Немного опешив от такого вопроса, та всё же ответила:
– Скорпион.
– Уу-у, – прокомментировала ответ Мотя, и было непонятно, понравилась ей данная информация или нет.
– Травма? – спросила мама Алексея, решившая, что теперь её очередь поддерживать разговор.
– Ничего страшного, – смутилась Мотя, – всего-навсего сорвали ноготь.
В этот момент в комнату вошёл Алексей с мужчиной преклонного возраста.
– Вот, мама, дед, познакомьтесь, это Матильда, моя девушка.
От такого представления у Моти закружилась голова, а счастье не удержалось внутри и выплеснулось наружу. Она подскочила с дивана и бросилась к счастливому Алексею на шею.
– Я знала, – сказала Мотя.
– Откуда? – удивился Алексей, ведь четыре дня назад он первый бы посмеялся над этим.
– Всё просто, потому что Близнецы и Львы подходят друг другу идеально, – серьёзно ответила Матильда, словно тот спросил какую-то глупость.
И никому в комнате не пришла мысль о голубой крови и достойной партии. Настоящие чувства, как козыри в колоде, бьют любую карту.
Эпилог
С поездки уже прошла неделя. Зинка созванивалась со своими друзьями и знала, что Алексей сошёлся с Мотей и они теперь вместе снимают квартиру и выстраивают свой быт. Матильда готовится к учёбе, а Алексей разбирает документы деда, Зинка всё-таки решила и взяла его себе в компаньоны. У Эндрю тоже было всё отлично, Василиса воспользовалась его предложением и прилетела в Москву. Вот уже неделю он показывает ей свой родной город, и Зинке показалось, что Эндрю по-настоящему счастлив. Правда, надо отдать друзьям должное, независимо от своего личного счастья они постоянно предлагали Зинке приехать и повеселить её, но та категорически отказывалась. Мотя даже раза три предпринимала попытки прорваться в её квартиру, но Зинка выставляла её тут же из дома в надежде спокойно пострадать.

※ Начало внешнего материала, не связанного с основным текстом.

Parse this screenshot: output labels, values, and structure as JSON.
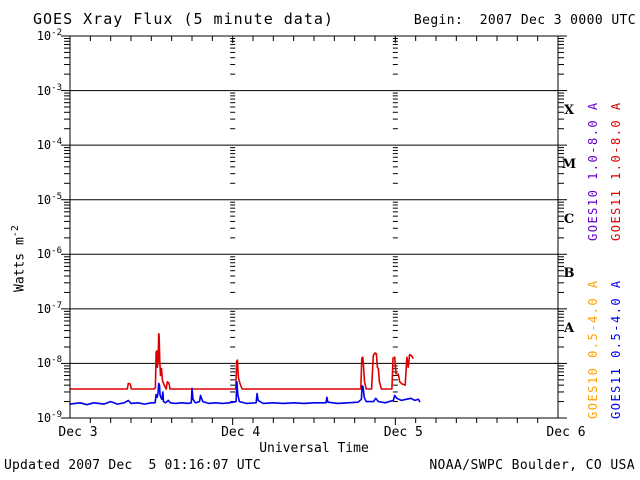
{
  "title": "GOES Xray Flux (5 minute data)",
  "begin_label": "Begin:  2007 Dec 3 0000 UTC",
  "footer": {
    "updated": "Updated 2007 Dec  5 01:16:07 UTC",
    "source": "NOAA/SWPC Boulder, CO USA"
  },
  "axes": {
    "xlabel": "Universal Time",
    "ylabel_base": "Watts m",
    "ylabel_exp": "-2",
    "y_tick_base": "10",
    "y_exponents": [
      "-2",
      "-3",
      "-4",
      "-5",
      "-6",
      "-7",
      "-8",
      "-9"
    ]
  },
  "colors": {
    "long10": "#6600cc",
    "long11": "#dd0000",
    "short10": "#ffa000",
    "short11": "#0000ee",
    "axis": "#000000",
    "background": "#ffffff"
  },
  "legend": {
    "items": [
      {
        "label": "GOES10 1.0-8.0 A",
        "color_key": "long10",
        "column": 1,
        "group": "top"
      },
      {
        "label": "GOES11 1.0-8.0 A",
        "color_key": "long11",
        "column": 2,
        "group": "top"
      },
      {
        "label": "GOES10 0.5-4.0 A",
        "color_key": "short10",
        "column": 1,
        "group": "bottom"
      },
      {
        "label": "GOES11 0.5-4.0 A",
        "color_key": "short11",
        "column": 2,
        "group": "bottom"
      }
    ]
  },
  "chart_data": {
    "type": "line",
    "title": "GOES Xray Flux (5 minute data)",
    "x_unit": "hours since 2007 Dec 3 0000 UTC",
    "x_range_hours": [
      0,
      72
    ],
    "x_day_gridlines_hours": [
      24,
      48
    ],
    "x_minor_tick_hours": 3,
    "x_ticks": [
      {
        "label": "Dec 3",
        "hours": 0
      },
      {
        "label": "Dec 4",
        "hours": 24
      },
      {
        "label": "Dec 5",
        "hours": 48
      },
      {
        "label": "Dec 6",
        "hours": 72
      }
    ],
    "y_scale": "log10",
    "y_range_w_m2": [
      1e-09,
      0.01
    ],
    "y_unit": "Watts m^-2",
    "grid": "solid horizontal line at each decade, log-dashed vertical line at day boundaries",
    "legend_position": "right, rotated",
    "flare_classes": [
      {
        "label": "X",
        "band_w_m2": [
          0.0001,
          0.001
        ]
      },
      {
        "label": "M",
        "band_w_m2": [
          1e-05,
          0.0001
        ]
      },
      {
        "label": "C",
        "band_w_m2": [
          1e-06,
          1e-05
        ]
      },
      {
        "label": "B",
        "band_w_m2": [
          1e-07,
          1e-06
        ]
      },
      {
        "label": "A",
        "band_w_m2": [
          1e-08,
          1e-07
        ]
      }
    ],
    "series": [
      {
        "name": "GOES10 1.0-8.0 A",
        "color_key": "long10",
        "points": []
      },
      {
        "name": "GOES11 1.0-8.0 A",
        "color_key": "long11",
        "points": [
          [
            0,
            3.4e-09
          ],
          [
            4,
            3.4e-09
          ],
          [
            8.45,
            3.4e-09
          ],
          [
            8.6,
            4.3e-09
          ],
          [
            8.9,
            4.2e-09
          ],
          [
            9.05,
            3.4e-09
          ],
          [
            12.4,
            3.4e-09
          ],
          [
            12.6,
            3.6e-09
          ],
          [
            12.7,
            1.6e-08
          ],
          [
            12.8,
            1.7e-08
          ],
          [
            12.9,
            8.5e-09
          ],
          [
            13.0,
            1.05e-08
          ],
          [
            13.08,
            3.5e-08
          ],
          [
            13.15,
            3.3e-08
          ],
          [
            13.25,
            1.1e-08
          ],
          [
            13.35,
            6e-09
          ],
          [
            13.5,
            8e-09
          ],
          [
            13.65,
            4.8e-09
          ],
          [
            13.9,
            4e-09
          ],
          [
            14.2,
            3.4e-09
          ],
          [
            14.35,
            4.6e-09
          ],
          [
            14.6,
            4.4e-09
          ],
          [
            14.75,
            3.4e-09
          ],
          [
            20,
            3.4e-09
          ],
          [
            24.45,
            3.4e-09
          ],
          [
            24.6,
            1.1e-08
          ],
          [
            24.7,
            1.15e-08
          ],
          [
            24.85,
            5.5e-09
          ],
          [
            25.1,
            4.2e-09
          ],
          [
            25.4,
            3.4e-09
          ],
          [
            32,
            3.4e-09
          ],
          [
            42.9,
            3.4e-09
          ],
          [
            43.05,
            1.25e-08
          ],
          [
            43.2,
            1.3e-08
          ],
          [
            43.3,
            9e-09
          ],
          [
            43.45,
            4.6e-09
          ],
          [
            43.7,
            3.4e-09
          ],
          [
            44.5,
            3.4e-09
          ],
          [
            44.75,
            1.4e-08
          ],
          [
            45.0,
            1.55e-08
          ],
          [
            45.2,
            1.5e-08
          ],
          [
            45.35,
            8.5e-09
          ],
          [
            45.5,
            8e-09
          ],
          [
            45.65,
            4.6e-09
          ],
          [
            45.95,
            3.4e-09
          ],
          [
            47.5,
            3.4e-09
          ],
          [
            47.65,
            1.25e-08
          ],
          [
            47.9,
            1.3e-08
          ],
          [
            48.1,
            6.5e-09
          ],
          [
            48.45,
            6.3e-09
          ],
          [
            48.65,
            4.6e-09
          ],
          [
            49.0,
            4.2e-09
          ],
          [
            49.45,
            4e-09
          ],
          [
            49.7,
            1.3e-08
          ],
          [
            49.9,
            8.5e-09
          ],
          [
            50.1,
            1.45e-08
          ],
          [
            50.35,
            1.4e-08
          ],
          [
            50.6,
            1.25e-08
          ]
        ]
      },
      {
        "name": "GOES10 0.5-4.0 A",
        "color_key": "short10",
        "points": []
      },
      {
        "name": "GOES11 0.5-4.0 A",
        "color_key": "short11",
        "points": [
          [
            0,
            1.8e-09
          ],
          [
            1.5,
            1.9e-09
          ],
          [
            2.5,
            1.75e-09
          ],
          [
            3.5,
            1.9e-09
          ],
          [
            5,
            1.8e-09
          ],
          [
            6,
            2e-09
          ],
          [
            7,
            1.8e-09
          ],
          [
            8,
            1.9e-09
          ],
          [
            8.6,
            2.1e-09
          ],
          [
            9,
            1.85e-09
          ],
          [
            10,
            1.9e-09
          ],
          [
            11,
            1.8e-09
          ],
          [
            12,
            1.9e-09
          ],
          [
            12.55,
            1.9e-09
          ],
          [
            12.7,
            2.7e-09
          ],
          [
            12.85,
            2.4e-09
          ],
          [
            13.0,
            2.9e-09
          ],
          [
            13.08,
            4.3e-09
          ],
          [
            13.2,
            4e-09
          ],
          [
            13.3,
            2.6e-09
          ],
          [
            13.55,
            2.2e-09
          ],
          [
            13.7,
            3e-09
          ],
          [
            13.8,
            2e-09
          ],
          [
            14.1,
            1.9e-09
          ],
          [
            14.5,
            2.1e-09
          ],
          [
            14.8,
            1.9e-09
          ],
          [
            15.5,
            1.85e-09
          ],
          [
            16.5,
            1.9e-09
          ],
          [
            17.5,
            1.85e-09
          ],
          [
            17.9,
            1.9e-09
          ],
          [
            18.0,
            3.5e-09
          ],
          [
            18.15,
            2.2e-09
          ],
          [
            18.5,
            1.9e-09
          ],
          [
            19.1,
            2e-09
          ],
          [
            19.25,
            2.6e-09
          ],
          [
            19.4,
            2.3e-09
          ],
          [
            19.6,
            2e-09
          ],
          [
            20.5,
            1.85e-09
          ],
          [
            21.5,
            1.9e-09
          ],
          [
            22.5,
            1.85e-09
          ],
          [
            23.5,
            1.9e-09
          ],
          [
            24.5,
            2e-09
          ],
          [
            24.62,
            4.6e-09
          ],
          [
            24.75,
            2.7e-09
          ],
          [
            25.0,
            2e-09
          ],
          [
            26,
            1.85e-09
          ],
          [
            27.45,
            1.9e-09
          ],
          [
            27.6,
            2.8e-09
          ],
          [
            27.75,
            2.1e-09
          ],
          [
            28.5,
            1.85e-09
          ],
          [
            30,
            1.9e-09
          ],
          [
            31.5,
            1.85e-09
          ],
          [
            33,
            1.9e-09
          ],
          [
            34.5,
            1.85e-09
          ],
          [
            36,
            1.9e-09
          ],
          [
            37.75,
            1.9e-09
          ],
          [
            37.9,
            2.4e-09
          ],
          [
            38.05,
            1.95e-09
          ],
          [
            39.5,
            1.85e-09
          ],
          [
            41,
            1.9e-09
          ],
          [
            42.5,
            1.95e-09
          ],
          [
            43.0,
            2.2e-09
          ],
          [
            43.1,
            3.9e-09
          ],
          [
            43.25,
            3.7e-09
          ],
          [
            43.4,
            2.4e-09
          ],
          [
            43.7,
            2e-09
          ],
          [
            44.8,
            2e-09
          ],
          [
            45.1,
            2.3e-09
          ],
          [
            45.5,
            2e-09
          ],
          [
            46.5,
            1.9e-09
          ],
          [
            47.7,
            2.1e-09
          ],
          [
            47.9,
            2.6e-09
          ],
          [
            48.2,
            2.3e-09
          ],
          [
            48.9,
            2.1e-09
          ],
          [
            49.6,
            2.2e-09
          ],
          [
            50.3,
            2.3e-09
          ],
          [
            50.9,
            2.1e-09
          ],
          [
            51.4,
            2.2e-09
          ],
          [
            51.6,
            2e-09
          ]
        ]
      }
    ]
  }
}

У Зинки началась затяжная депрессия, запой. Если у обычных людей запой заключался в употреблении спиртных напитков, то Зинка не пила, а пела. Накупив разных вкусняшек, от пиццы с морепродуктами до калорийного тирамису, она взяла в руки гитару и упивалась своим несчастьем. Зинке казалось, что она очень повзрослела за эти дни, что-то поняла важное, что раньше ей было недоступно. Также топили Зинкину самооценку голубые глаза Тимура, которые насмехались над ней, подтверждая, что её, рыжую и конопатую, невозможно любить, её можно только использовать. Конечно, подключалась сюда жалость, всеобъемлющая жалость к своей персоне, с вечными вопросами «за что» и «доколе это будет продолжаться». Гитара в такие моменты была лучшим другом, она была частицей Зинки, лучшей частицей, той, которая могла выразить всё, что накопилось в душе.
Эту песню она не сочинила, она у неё случилась сама по себе, в самолёте Владивосток – Москва. В этот момент прозвенел дверной звонок.
– Как не вовремя, – пробурчала она. – Мотя, я же говорила, у меня всё нормально, – прокричала через дверь Зинка, – у меня депрессия, дай мне спокойно пострадать.
Но на пороге стоял Шурик. Он улыбался во все тридцать два зуба, скорее всего, зная, что улыбка – его сильная сторона.
– Привет, Зин, – первым начал он, – куда пропала? Я звонил, заезжал. Ты знаешь, – продолжал он, как всегда не дожидаясь от неё ответа, – я подумал и решил тебя простить за того мужика. Зная тебя, скорее всего, это был какой-нибудь твой родственник, а я вспылил. Ну, ты тоже хороша, надо было сразу мне объяснить всё и унять своего буйного родственника.